17-02-2021
Tras las restricciones del COVID-19 debido a las variantes emergentes del virus, los aeropuertos de Israel han estado cerrados para las aerolíneas extranjeras desde el 25 de enero de 2021. El principal aeropuerto internacional del país, el aeropuerto Ben Gurion (TLV), sólo se ha abierto para algunas aerolíneas israelíes que operan vuelos de repatriación de emergencia.

Hace unos días, el Departamento de Transporte de EE.UU. presentó una queja a Israel, alegando un trato injusto a las compañías aéreas, ya que las únicas autorizadas a operar vuelos de emergencia eran El Al e Israir, las dos principales compañías aéreas de Israel. Mientras tanto, las aerolíneas estadounidenses que vuelan a Israel, como United Airlines y Delta Air Lines, sólo han podido operar sus vuelos como servicio de carga. Estados Unidos alegó que Israel podría estar violando el Acuerdo de Cielos Abiertos firmado en 2010 entre ambos países.
Un portavoz de Delta Air Lines, ha comentado que «Delta no está operando actualmente servicios de pasajeros entre Israel y Estados Unidos debido a las actuales restricciones gubernamentales.
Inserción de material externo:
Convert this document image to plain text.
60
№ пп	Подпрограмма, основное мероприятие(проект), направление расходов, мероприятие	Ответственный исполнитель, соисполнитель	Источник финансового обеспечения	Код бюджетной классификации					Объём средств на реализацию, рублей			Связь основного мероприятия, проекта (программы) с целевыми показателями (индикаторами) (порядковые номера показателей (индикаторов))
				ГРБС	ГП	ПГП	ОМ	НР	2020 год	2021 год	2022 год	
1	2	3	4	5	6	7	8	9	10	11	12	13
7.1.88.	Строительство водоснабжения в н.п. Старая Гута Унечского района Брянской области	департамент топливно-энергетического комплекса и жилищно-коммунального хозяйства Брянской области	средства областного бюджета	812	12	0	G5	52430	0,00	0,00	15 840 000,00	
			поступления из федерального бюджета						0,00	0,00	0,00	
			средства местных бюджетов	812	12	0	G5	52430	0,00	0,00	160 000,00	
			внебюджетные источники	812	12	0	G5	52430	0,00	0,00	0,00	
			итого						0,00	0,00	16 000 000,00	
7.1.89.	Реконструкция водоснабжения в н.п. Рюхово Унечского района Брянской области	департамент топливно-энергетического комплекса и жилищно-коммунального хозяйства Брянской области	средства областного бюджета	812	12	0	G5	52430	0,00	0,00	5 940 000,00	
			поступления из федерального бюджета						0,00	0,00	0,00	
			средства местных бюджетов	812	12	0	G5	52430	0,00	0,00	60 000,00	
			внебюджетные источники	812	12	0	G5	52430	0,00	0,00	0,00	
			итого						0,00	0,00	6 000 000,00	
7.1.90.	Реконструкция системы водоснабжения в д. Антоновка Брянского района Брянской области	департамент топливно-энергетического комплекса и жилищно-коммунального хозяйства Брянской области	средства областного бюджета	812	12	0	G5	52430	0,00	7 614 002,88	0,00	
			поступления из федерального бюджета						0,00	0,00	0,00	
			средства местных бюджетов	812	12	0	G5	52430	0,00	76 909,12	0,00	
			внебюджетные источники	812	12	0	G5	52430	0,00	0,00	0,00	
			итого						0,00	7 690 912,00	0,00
La solicitud de Delta de autorización para operar vuelos de repatriación en ambas direcciones fue denegada por el gobierno de Israel.»
Recientemente, los representantes de la Autoridad Aeroportuaria de Israel, el Consejo de Seguridad Nacional y el Ministerio de Transporte se reunieron para discutir la queja de Washington y tratar de calmar las tensiones. Tras la reunión, el gobierno israelí anunció la reapertura del aeropuerto Ben Gurion a partir del 20 de febrero de 2021. Sin embargo, se fijó en 2.000 el número de pasajeros que pueden entrar diariamente en el país. Al parecer, los viajeros que lleguen tendrán que autoaislarse en hoteles de cuarentena estatales, a menos que se hayan vacunado o se hayan recuperado del COVID-19.
Un portavoz del Ministerio de Transporte israelí, ha dicho «Se permitirá la entrada de 2.000 personas al día a través del aeropuerto, y aprobaremos la inclusión de aerolíneas extranjeras.»
Tras la resolución de reabrir el aeropuerto principal, el primer ministro israelí, Benjamin Netanyahu, subrayó que Israel «seguirá vigilando estrictamente sus fronteras, por tierra, por mar y por aire», aunque reconoció que puede «ser llamado a realizar algunos ajustes, específicamente en el aire».